Once you set these targets, it doesn’t mean that they can’t change. In fact, you should be consistently reviewing the targets and changing as necessary. For example, there may be a sale on widgets where sales volume is now the main goal and efficiency is second. Bid automation unchecked will hurt performance.
When making changes, review at least the last 30 days of performance and/or the previous year’s data. Let’s review a SaaS provider with a tCPA of $125. Over the last 30 days, the campaign has seen a CPA of $120, 200 conversions, and an impression share of 70%. When looking at the forthcoming 30 days the year before, we see a CPA of $150, 250 conversions, and an impression share of 80%. Though we’re currently under our tCPA, we have the potential to see additional conversions if we raise our target. Here’s a table of the additional number of conversions that we may see at various percentage increases.
The higher we increase the tCPA, the more conversions we see and the higher impression share we will receive. Though Google takes care of all bidding, we’re fueling the automation strategy.
Not all data should be included in your bidding strategies. You may have had a day where your conversion pixel wasn’t firing correctly. Or, there was an inflated number of conversions one day due to a once a year sale. You can create data exclusions to bar a day(s) worth of data so it will not negatively impact the bidding strategy.

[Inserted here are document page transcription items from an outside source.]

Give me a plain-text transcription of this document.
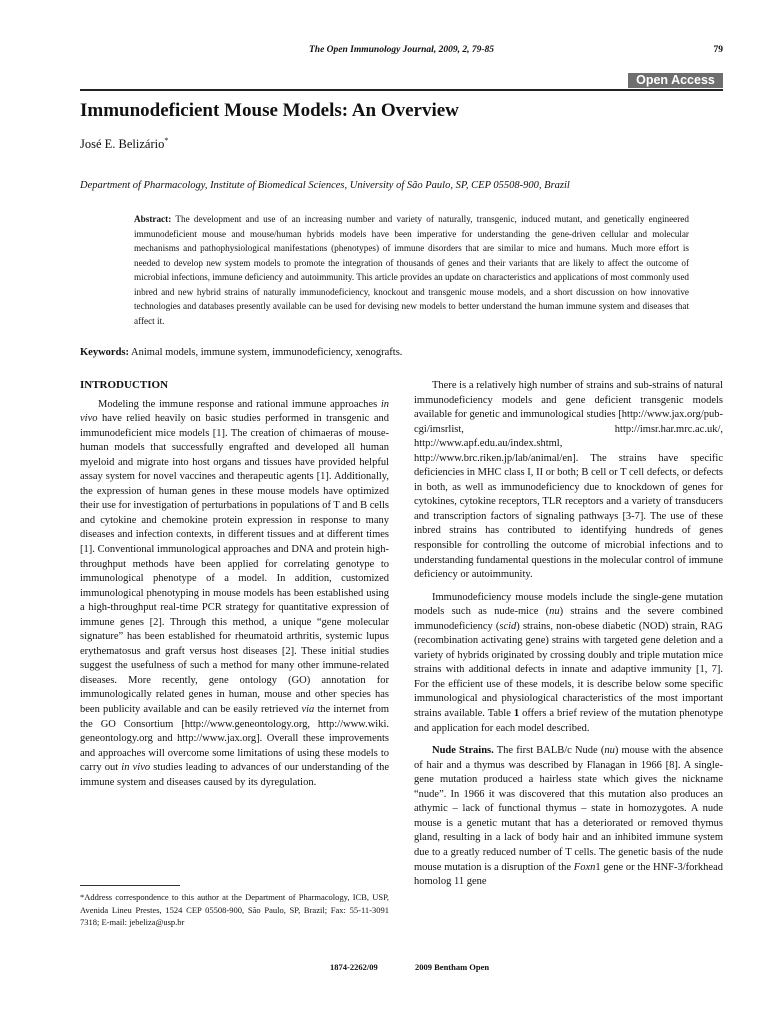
The Open Immunology Journal, 2009, 2, 79-85	79
Open Access
Immunodeficient Mouse Models: An Overview
José E. Belizário*
Department of Pharmacology, Institute of Biomedical Sciences, University of São Paulo, SP, CEP 05508-900, Brazil
Abstract: The development and use of an increasing number and variety of naturally, transgenic, induced mutant, and genetically engineered immunodeficient mouse and mouse/human hybrids models have been imperative for understanding the gene-driven cellular and molecular mechanisms and pathophysiological manifestations (phenotypes) of immune disorders that are similar to mice and humans. Much more effort is needed to develop new system models to promote the integration of thousands of genes and their variants that are likely to affect the outcome of microbial infections, immune deficiency and autoimmunity. This article provides an update on characteristics and applications of most commonly used inbred and new hybrid strains of naturally immunodeficiency, knockout and transgenic mouse models, and a short discussion on how innovative technologies and databases presently available can be used for devising new models to better understand the human immune system and diseases that affect it.
Keywords: Animal models, immune system, immunodeficiency, xenografts.
INTRODUCTION

Modeling the immune response and rational immune approaches in vivo have relied heavily on basic studies performed in transgenic and immunodeficient mice models [1]. The creation of chimaeras of mouse-human models that successfully engrafted and developed all human myeloid and migrate into host organs and tissues have provided helpful assay system for novel vaccines and therapeutic agents [1]. Additionally, the expression of human genes in these mouse models have optimized their use for investigation of perturbations in populations of T and B cells and cytokine and chemokine protein expression in response to many diseases and infection contexts, in different tissues and at different times [1]. Conventional immunological approaches and DNA and protein high-throughput methods have been applied for correlating genotype to immunological phenotype of a model. In addition, customized immunological phenotyping in mouse models has been established using a high-throughput real-time PCR strategy for quantitative expression of immune genes [2]. Through this method, a unique “gene molecular signature” has been established for rheumatoid arthritis, systemic lupus erythematosus and graft versus host diseases [2]. These initial studies suggest the usefulness of such a method for many other immune-related diseases. More recently, gene ontology (GO) annotation for immunologically related genes in human, mouse and other species has been publicity available and can be easily retrieved via the internet from the GO Consortium [http://www.geneontology.org, http://www.wiki. geneontology.org and http://www.jax.org]. Overall these improvements and approaches will overcome some limitations of using these models to carry out in vivo studies leading to advances of our understanding of the immune system and diseases caused by its dyregulation.

There is a relatively high number of strains and sub-strains of natural immunodeficiency models and gene deficient transgenic models available for genetic and immunological studies [http://www.jax.org/pub-cgi/imsrlist, http://imsr.har.mrc.ac.uk/, http://www.apf.edu.au/index.shtml, http://www.brc.riken.jp/lab/animal/en]. The strains have specific deficiencies in MHC class I, II or both; B cell or T cell defects, or defects in both, as well as immunodeficiency due to knockdown of genes for cytokines, cytokine receptors, TLR receptors and a variety of transducers and transcription factors of signaling pathways [3-7]. The use of these inbred strains has contributed to identifying hundreds of genes responsible for controlling the outcome of microbial infections and to understanding fundamental questions in the molecular control of immune deficiency or autoimmunity.

Immunodeficiency mouse models include the single-gene mutation models such as nude-mice (nu) strains and the severe combined immunodeficiency (scid) strains, non-obese diabetic (NOD) strain, RAG (recombination activating gene) strains with targeted gene deletion and a variety of hybrids originated by crossing doubly and triple mutation mice strains with additional defects in innate and adaptive immunity [1, 7]. For the efficient use of these models, it is describe below some specific immunological and physiological characteristics of the most important strains available. Table 1 offers a brief review of the mutation phenotype and application for each model described.

Nude Strains. The first BALB/c Nude (nu) mouse with the absence of hair and a thymus was described by Flanagan in 1966 [8]. A single-gene mutation produced a hairless state which gives the nickname “nude”. In 1966 it was discovered that this mutation also produces an athymic – lack of functional thymus – state in homozygotes. A nude mouse is a genetic mutant that has a deteriorated or removed thymus gland, resulting in a lack of body hair and an inhibited immune system due to a greatly reduced number of T cells. The genetic basis of the nude mouse mutation is a disruption of the Foxn1 gene or the HNF-3/forkhead homolog 11 gene

*Address correspondence to this author at the Department of Pharmacology, ICB, USP, Avenida Lineu Prestes, 1524 CEP 05508-900, São Paulo, SP, Brazil; Fax: 55-11-3091 7318; E-mail: jebeliza@usp.br
1874-2262/09	2009 Bentham Open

Within the “Bid strategies” section is an option called “Advanced controls.” In the “Data exclusions” tab you can create the exclusion criteria. Here’s an example.
Data exclusions should be used sparingly and aren’t meant to manipulate bidding strategies. They shouldn’t be used to exclude data from days where the performance was poor. They ensure that your bidding strategies are making use of correct data and nothing more..
Seasonality adjustments are another feature available in the advertisers’ arsenal. They are temporary bid adjustments that override the bid strategy during a period where you expect a higher conversion rate. Google’s recommendation is to apply a seasonality adjustment if the conversion rate will swing by at least 30% compared to what it is normally. A perfect example of this occurrence is on Black Friday. For most advertisers, the conversion rate will skyrocket on this day. Thus, seasonality adjustments overwrite the bid strategy to capture this demand.
Seasonality adjustments can be applied to all campaigns or solely specific ones. They can be set by the hour or for an extended period of time.
The core concern with automated bidding is that it takes control away from advertisers. The better way to look at is to understand the numerous benefits it has over manual bidding and the ways advertisers can guide the system.